Monday, 1 November 2010

Darwinism and Print

When Darwin published his ‘On the Origin of Species’ in 1859, the establishment were apoplectic. God created the world in 4004 BC, according to the authoritative figure of Bishop Samuel Wilberforce in 1860.

The Vatican was not pleased with Darwin – it fundamentally challenged some of the pillars of Christianity itself. Who knows, in another 100 years we may find a different body of evidence that changes our established beliefs again and we find that Darwin was totally wrong? But for now, the perceived wisdom is that he’s right. On the 11th of February 2009, the Vatican finally accepted he may be right after all!


Contrary to the naysayers, print is not on the 'endangered species' list and is not going to go away anytime soon. It is, however, changing at an ever increasing pace. When we consider how much ‘unused’ (irrelevant, unread, out of date or just too many printed in the first place) print has been thrown away over the years (some estimates put the figure at 60%) the size of the ‘printing industry’ (by volume of paper converted) has always been artificially large by any metric based on marketing effectiveness or efficiency.

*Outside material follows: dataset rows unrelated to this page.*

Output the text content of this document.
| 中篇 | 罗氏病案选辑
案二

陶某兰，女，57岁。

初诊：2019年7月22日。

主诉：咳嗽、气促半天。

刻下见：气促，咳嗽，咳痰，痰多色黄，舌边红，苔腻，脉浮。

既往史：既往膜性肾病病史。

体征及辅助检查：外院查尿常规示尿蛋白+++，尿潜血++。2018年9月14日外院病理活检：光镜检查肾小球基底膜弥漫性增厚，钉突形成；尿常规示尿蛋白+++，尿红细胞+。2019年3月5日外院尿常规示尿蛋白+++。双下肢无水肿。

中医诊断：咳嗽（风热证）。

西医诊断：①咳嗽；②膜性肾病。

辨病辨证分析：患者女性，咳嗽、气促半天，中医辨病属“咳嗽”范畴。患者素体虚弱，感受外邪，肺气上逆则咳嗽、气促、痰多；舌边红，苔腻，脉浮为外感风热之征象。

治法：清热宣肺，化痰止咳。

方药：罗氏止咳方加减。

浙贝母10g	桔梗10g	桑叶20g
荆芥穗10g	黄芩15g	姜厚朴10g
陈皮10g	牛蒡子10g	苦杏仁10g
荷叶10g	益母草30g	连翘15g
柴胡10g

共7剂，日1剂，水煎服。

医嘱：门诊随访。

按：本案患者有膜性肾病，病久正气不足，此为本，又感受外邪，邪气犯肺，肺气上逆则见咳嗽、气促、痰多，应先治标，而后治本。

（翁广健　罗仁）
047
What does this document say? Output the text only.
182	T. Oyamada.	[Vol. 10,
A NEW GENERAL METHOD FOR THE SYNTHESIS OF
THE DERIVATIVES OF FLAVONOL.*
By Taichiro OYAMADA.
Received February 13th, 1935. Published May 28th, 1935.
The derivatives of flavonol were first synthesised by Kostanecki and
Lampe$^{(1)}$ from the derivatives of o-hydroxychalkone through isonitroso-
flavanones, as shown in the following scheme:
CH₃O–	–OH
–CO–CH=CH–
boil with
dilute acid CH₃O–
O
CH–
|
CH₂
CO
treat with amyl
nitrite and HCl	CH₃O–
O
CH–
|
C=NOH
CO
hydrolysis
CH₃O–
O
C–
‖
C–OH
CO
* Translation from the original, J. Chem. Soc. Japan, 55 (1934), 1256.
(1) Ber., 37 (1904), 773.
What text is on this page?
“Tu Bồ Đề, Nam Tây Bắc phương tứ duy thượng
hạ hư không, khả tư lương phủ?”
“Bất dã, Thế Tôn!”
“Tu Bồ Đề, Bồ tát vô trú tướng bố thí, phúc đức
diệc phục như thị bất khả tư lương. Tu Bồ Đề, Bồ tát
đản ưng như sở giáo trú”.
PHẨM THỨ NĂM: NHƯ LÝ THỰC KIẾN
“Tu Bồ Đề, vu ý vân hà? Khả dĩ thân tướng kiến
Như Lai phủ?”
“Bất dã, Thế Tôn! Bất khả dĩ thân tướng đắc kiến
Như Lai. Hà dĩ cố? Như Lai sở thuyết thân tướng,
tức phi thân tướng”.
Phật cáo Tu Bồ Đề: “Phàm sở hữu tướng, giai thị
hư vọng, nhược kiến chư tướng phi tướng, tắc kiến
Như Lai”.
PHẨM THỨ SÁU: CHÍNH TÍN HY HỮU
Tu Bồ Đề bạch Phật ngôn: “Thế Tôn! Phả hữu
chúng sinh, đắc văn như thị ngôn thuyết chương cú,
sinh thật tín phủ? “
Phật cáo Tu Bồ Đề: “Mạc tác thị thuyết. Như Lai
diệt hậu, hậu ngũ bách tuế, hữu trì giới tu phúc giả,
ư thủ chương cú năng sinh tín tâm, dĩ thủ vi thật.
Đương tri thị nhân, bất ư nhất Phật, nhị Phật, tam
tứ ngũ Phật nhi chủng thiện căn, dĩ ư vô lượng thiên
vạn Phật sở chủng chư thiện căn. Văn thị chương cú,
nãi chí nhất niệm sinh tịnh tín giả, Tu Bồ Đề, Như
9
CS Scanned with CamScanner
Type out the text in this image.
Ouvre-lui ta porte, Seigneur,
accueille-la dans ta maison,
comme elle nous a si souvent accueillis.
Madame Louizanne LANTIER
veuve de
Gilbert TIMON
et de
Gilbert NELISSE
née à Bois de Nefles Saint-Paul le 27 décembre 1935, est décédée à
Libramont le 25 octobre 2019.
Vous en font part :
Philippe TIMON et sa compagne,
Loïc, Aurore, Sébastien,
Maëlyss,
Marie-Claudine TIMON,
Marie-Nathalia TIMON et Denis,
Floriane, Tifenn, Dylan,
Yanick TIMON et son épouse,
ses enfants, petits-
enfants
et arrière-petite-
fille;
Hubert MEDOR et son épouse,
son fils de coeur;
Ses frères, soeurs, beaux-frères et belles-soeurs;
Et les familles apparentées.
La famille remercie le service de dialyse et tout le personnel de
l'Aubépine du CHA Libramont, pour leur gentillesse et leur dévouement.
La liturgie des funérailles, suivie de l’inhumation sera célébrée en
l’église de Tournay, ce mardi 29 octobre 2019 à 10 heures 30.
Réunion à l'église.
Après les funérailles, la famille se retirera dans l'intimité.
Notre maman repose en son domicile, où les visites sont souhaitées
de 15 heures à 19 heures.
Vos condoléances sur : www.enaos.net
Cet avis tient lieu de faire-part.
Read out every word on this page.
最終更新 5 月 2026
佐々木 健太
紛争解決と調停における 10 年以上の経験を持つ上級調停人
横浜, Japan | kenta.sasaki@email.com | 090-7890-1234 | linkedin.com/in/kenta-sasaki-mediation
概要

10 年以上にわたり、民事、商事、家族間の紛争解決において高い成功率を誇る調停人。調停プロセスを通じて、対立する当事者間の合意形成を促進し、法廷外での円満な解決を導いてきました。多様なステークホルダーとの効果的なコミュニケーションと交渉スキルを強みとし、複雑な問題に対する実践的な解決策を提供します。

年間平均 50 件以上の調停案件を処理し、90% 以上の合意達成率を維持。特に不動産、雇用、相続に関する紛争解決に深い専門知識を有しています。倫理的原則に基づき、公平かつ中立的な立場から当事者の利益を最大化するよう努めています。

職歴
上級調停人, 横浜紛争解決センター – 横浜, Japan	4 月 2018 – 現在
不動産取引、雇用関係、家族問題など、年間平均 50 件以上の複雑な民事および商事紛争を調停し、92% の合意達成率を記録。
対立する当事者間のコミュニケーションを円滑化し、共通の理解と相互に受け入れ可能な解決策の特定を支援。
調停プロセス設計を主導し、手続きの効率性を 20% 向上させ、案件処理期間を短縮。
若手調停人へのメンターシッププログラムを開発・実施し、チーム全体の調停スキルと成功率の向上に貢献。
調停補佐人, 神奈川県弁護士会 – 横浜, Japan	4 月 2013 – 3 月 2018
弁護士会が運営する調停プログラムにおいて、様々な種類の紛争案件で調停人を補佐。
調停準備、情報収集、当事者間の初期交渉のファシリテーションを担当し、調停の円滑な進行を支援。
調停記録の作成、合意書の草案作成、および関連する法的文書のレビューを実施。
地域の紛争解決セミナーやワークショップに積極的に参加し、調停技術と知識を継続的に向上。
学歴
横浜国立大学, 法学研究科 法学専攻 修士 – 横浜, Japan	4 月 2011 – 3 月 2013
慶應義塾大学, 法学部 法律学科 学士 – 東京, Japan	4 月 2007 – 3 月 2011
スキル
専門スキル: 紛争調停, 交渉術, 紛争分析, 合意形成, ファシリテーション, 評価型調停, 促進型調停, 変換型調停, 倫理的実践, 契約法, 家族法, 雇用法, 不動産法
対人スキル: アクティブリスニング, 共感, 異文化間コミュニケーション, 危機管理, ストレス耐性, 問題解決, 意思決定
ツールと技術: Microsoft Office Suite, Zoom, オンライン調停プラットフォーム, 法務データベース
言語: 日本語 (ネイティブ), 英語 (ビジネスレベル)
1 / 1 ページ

Environmental concerns, the impact of alternative communication channels and the global economic tsunami have forced those that commission print to reassess its value in the marketing mix. We should get used to fact that our ‘industry’ will never be the same again. By the time we get through this recession, the old lithographic printing business model will be but a distant memory for all but the ultra lean and mean super sites soaking up the last of the volume market before the more agile performers eat their lunch with next generation high speed, high quality variable content inkjet machines. Those ‘agile performers’ will have evolved rapidly into data centric, service oriented multi-channel providers of marketing solutions.


There is a window of opportunity between now and then to lay down your marker and join the elite band of visionaries who will shape the future of (arguably) the most important development in the history of Humankind – PRINT!